IATH NEWS

Benjamin Schmidt, Reading Digital Sources: Statistics and Statecraft in 19th Century America

March 30, 2015

Benjamin Schmidt Poster

Illustration shows a visualization of ship paths from the US Maury Collection, from a study of ships' logs.

Benjamin Schmidt, Assistant Professor of History at Northeastern University and core faculty at the NULab for Texts, Maps, and Networks, will be speaking on “Reading Digital Sources: Statistics and Statecraft in 19th Century America” on Wednesday, April 1, at 3:30pm in 231 Bryan Hall (2nd floor, Faculty Lounge).
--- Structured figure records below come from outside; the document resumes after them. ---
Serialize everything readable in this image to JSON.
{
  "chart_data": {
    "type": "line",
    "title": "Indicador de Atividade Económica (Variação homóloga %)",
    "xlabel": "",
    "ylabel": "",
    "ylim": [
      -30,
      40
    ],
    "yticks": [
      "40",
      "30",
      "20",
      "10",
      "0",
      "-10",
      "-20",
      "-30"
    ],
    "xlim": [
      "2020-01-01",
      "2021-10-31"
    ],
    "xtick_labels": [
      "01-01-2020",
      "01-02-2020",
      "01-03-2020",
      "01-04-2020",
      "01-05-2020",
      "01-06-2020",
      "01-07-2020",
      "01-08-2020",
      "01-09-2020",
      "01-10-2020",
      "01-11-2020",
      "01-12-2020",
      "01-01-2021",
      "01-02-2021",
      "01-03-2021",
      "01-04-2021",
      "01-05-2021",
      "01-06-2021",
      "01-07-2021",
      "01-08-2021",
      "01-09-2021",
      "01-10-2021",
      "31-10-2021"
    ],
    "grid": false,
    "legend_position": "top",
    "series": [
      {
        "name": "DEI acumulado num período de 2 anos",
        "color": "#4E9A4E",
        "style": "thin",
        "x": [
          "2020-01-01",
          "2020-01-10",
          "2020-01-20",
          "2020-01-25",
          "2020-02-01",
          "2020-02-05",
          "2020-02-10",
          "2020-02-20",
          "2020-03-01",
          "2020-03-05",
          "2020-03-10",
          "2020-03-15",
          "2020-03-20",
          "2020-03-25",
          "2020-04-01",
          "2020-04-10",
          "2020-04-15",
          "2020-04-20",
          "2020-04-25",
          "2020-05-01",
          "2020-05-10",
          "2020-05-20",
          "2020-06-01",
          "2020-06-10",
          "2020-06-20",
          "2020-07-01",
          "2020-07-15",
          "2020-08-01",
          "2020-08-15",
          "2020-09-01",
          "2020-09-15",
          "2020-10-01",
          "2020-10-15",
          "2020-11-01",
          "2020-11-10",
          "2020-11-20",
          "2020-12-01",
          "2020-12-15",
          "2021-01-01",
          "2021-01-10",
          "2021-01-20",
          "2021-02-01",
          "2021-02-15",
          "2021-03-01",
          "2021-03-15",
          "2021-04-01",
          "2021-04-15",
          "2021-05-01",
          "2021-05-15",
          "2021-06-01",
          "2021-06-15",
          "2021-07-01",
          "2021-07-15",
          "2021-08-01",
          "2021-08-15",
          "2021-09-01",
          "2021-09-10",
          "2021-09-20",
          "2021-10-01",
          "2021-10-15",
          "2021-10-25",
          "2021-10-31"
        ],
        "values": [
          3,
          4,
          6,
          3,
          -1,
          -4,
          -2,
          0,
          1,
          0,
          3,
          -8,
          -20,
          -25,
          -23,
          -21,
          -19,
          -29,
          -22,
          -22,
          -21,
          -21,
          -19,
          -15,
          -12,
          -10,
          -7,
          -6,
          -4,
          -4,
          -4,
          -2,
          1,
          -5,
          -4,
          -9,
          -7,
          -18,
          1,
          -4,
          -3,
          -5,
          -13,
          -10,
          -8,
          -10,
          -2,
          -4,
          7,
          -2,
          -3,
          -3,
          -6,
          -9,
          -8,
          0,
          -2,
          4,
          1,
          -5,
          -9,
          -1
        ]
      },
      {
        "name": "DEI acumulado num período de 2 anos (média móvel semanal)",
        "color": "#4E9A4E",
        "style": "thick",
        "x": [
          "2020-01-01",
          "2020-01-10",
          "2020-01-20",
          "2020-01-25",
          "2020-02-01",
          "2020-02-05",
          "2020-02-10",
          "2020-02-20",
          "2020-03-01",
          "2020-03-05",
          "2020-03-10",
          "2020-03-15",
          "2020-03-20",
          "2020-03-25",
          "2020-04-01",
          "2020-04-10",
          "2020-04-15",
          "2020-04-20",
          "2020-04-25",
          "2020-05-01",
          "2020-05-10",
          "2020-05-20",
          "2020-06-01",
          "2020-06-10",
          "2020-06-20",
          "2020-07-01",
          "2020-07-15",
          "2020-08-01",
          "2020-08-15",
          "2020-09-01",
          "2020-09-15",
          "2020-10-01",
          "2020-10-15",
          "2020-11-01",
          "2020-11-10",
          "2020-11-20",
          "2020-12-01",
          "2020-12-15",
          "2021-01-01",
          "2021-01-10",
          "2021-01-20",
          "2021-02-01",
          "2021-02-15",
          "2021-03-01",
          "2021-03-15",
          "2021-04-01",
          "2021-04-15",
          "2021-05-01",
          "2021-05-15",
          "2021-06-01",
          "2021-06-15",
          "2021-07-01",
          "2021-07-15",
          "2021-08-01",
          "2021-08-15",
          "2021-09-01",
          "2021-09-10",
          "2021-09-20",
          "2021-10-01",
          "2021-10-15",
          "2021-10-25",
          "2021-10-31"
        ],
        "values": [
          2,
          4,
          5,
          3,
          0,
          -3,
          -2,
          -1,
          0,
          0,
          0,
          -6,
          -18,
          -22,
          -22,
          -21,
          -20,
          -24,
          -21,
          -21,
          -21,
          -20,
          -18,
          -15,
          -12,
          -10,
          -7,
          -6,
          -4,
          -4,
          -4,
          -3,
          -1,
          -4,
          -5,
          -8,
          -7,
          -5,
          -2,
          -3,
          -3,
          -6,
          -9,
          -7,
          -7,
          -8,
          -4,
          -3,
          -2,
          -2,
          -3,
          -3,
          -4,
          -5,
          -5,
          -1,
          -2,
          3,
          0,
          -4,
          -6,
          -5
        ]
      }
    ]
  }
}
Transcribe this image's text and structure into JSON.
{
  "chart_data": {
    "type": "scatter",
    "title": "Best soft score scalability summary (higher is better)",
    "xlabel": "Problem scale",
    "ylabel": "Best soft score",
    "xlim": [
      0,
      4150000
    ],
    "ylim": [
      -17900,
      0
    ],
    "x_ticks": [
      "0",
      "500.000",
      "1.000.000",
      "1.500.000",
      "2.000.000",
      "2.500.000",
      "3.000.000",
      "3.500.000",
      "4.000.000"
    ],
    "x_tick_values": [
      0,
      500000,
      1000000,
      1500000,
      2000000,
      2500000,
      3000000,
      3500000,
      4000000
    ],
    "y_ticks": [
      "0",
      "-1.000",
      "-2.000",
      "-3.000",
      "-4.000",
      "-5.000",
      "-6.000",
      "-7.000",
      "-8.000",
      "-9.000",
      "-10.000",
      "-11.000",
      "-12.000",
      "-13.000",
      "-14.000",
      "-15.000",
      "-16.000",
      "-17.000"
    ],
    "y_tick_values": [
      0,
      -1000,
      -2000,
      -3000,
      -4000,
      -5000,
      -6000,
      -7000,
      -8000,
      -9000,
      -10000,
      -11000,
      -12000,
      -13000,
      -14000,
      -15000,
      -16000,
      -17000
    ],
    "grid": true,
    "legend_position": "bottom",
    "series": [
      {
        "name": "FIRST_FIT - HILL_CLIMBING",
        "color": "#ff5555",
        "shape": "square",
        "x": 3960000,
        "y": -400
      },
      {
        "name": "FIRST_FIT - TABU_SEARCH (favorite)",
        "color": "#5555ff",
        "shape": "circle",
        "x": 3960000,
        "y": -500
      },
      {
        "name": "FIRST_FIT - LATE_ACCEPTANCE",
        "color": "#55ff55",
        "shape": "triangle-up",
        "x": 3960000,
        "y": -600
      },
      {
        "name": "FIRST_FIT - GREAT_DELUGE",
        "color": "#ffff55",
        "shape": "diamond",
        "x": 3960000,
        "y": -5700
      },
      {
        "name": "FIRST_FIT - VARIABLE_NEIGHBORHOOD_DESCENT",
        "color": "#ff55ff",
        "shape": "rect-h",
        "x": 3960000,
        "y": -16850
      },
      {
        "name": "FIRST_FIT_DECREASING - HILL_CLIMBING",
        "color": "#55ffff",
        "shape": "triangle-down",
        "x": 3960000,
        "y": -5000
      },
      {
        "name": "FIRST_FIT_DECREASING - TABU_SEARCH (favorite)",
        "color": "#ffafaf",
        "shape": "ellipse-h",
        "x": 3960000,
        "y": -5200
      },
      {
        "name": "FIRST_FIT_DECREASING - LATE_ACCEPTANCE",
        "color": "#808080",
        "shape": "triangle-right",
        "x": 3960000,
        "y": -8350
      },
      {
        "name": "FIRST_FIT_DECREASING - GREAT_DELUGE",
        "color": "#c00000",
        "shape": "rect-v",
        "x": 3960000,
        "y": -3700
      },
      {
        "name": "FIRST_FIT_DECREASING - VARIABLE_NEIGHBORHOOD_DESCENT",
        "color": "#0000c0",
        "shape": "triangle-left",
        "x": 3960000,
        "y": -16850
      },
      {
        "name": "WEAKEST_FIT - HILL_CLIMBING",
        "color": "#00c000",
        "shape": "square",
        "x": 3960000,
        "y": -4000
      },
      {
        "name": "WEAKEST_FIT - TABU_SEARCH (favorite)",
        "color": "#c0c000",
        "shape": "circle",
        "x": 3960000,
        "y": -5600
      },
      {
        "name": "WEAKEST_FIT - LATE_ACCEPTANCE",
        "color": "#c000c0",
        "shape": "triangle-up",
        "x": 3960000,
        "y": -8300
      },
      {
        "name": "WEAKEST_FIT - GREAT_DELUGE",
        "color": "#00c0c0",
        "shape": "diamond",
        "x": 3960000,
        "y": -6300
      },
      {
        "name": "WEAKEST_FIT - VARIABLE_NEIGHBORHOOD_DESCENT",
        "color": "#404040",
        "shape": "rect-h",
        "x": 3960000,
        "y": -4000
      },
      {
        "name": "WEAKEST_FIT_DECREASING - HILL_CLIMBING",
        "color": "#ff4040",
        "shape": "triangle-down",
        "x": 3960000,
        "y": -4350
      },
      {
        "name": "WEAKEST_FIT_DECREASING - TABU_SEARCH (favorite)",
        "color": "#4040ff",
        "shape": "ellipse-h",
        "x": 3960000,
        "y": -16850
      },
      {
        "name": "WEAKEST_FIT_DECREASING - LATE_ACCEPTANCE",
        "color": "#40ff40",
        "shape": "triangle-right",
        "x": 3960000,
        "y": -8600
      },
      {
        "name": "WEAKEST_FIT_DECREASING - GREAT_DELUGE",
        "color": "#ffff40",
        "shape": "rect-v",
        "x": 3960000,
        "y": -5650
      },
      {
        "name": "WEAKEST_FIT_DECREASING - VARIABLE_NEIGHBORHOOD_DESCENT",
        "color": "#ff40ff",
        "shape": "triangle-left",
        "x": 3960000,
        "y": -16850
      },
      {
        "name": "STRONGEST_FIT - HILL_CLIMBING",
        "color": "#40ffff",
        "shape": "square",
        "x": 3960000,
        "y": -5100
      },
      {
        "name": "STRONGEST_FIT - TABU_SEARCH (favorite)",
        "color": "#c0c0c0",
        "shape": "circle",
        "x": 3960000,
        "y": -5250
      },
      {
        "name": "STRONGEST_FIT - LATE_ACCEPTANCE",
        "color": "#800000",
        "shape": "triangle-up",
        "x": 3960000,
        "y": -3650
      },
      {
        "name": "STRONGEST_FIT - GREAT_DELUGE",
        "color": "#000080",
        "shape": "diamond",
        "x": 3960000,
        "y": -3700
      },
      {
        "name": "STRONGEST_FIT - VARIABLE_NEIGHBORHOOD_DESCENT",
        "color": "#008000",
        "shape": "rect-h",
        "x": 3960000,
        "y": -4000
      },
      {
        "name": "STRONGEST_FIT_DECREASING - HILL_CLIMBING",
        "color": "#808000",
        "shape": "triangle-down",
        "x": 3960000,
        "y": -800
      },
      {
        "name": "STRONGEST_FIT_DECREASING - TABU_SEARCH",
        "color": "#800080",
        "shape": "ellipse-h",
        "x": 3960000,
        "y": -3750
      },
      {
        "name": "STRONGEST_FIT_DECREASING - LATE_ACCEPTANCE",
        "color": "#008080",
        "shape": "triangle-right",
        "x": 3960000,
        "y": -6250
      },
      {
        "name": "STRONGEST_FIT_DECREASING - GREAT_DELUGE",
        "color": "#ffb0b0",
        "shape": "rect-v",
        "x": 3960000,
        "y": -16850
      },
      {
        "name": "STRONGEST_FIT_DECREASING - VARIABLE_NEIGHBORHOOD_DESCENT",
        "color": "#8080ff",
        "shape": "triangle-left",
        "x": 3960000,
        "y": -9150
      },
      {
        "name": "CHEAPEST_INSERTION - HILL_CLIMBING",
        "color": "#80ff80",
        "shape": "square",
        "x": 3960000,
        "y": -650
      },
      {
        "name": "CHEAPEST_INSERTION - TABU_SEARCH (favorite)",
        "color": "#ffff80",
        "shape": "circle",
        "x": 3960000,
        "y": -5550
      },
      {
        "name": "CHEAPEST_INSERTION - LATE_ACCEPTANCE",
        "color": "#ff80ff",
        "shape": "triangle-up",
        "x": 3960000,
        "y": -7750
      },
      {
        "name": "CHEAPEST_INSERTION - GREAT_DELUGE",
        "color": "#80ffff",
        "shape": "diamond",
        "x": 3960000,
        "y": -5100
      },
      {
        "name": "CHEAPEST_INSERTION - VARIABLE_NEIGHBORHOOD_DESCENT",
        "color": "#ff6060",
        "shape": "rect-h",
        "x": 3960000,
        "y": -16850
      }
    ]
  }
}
Ben Schmidt, BA Harvard, PhD Princeton (History), has served as a fellow of Harvard’s Culture Observatory and is now an assistant professor in History at Northeastern University, affiliated with the emerging hub of digital research, NULab. Versatile in his computational skills and interventions in the field, he has published articles and broad-interest pieces on the digital humanities. His dynamic web visualizations attract international appreciation: most recently, NPR, New York Times, USA Today, Slate covered his text-mining of ratemyprofessor.com to expose gender bias in the ways students evaluate their teachers. His book project, “Creating Data,” is a history of computational culture and big data centered on the American state, particularly the Census, the U.S. Navy’s data collection efforts, and the Library of Congress. Schmidt’s Bookworm, a software platform, brings “culturomics” methods to the visualization of trends in repositories of digitized texts.